The second and more subtle consideration is the effect of school closures on availability of staff. Closing schools poses a significant hardship in terms of childcare. What are these families supposed to do with a child who is now stuck at home? Finding an outside babysitter — especially if shared with other families — undermines the efficacy of social distancing. Trump suggested one way to get around staffing issue is to relax licensing requirements between states so that providers in another state can assist in areas of need. Maybe. But when this is a nationwide crisis — this is like your whole house is on fire and being told that you can use a fire extinguisher in any room you want.
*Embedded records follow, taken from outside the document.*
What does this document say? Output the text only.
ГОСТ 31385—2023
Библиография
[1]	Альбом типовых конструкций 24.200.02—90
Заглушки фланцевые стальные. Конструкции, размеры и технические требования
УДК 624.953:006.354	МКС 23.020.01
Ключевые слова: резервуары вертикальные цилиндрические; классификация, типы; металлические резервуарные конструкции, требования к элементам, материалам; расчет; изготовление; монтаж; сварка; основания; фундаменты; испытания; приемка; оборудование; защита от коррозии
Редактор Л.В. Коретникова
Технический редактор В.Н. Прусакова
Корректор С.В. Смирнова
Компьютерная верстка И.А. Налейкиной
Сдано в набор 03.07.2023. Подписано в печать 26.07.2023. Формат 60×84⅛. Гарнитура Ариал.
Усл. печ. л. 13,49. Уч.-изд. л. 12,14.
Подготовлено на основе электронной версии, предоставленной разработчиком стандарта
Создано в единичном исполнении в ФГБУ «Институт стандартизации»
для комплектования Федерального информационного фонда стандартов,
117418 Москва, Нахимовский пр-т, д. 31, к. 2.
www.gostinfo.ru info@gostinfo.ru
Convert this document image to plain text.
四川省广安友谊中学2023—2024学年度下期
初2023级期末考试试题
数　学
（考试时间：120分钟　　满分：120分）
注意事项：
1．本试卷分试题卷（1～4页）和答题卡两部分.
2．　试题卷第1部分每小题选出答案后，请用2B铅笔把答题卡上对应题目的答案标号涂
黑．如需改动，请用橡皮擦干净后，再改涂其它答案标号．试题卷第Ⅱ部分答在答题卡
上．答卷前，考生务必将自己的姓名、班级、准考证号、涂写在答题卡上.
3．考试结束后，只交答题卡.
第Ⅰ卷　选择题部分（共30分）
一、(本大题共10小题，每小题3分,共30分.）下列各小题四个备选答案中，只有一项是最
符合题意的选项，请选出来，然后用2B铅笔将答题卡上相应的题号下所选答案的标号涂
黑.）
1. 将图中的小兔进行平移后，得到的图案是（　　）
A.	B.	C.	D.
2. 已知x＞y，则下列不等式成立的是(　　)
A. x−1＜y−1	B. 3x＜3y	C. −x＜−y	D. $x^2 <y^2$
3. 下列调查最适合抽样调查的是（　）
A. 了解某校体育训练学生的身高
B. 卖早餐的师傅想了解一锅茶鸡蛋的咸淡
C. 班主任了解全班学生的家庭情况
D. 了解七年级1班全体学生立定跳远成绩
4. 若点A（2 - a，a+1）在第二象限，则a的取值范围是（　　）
It doesn’t really solve the problem.
Conclusions
With the confluence of overcrowding in hospitals, high ICU and ventilator utilization, inadequate PPE for staff, and staffing shortages due to infected health care workers, you get a healthcare system in crisis. Hospitals will have to deviate from normal standards of practice and quality suffers — not just for COVID-19 patients, but for any patient that otherwise might require urgent medical care. In this way, it is dangerous not just for the elderly — anyone that gets into a car accident or has a stroke is now receiving subpar care. This explains how the mortality rate climbs quickly from the 1–2% into the 5–10% range. Future analyses of all-cause mortality and outcomes in cardiac arrest or strokes in the affected regions will shed light on the effect of the COVID-19 surge on the larger healthcare system as a whole.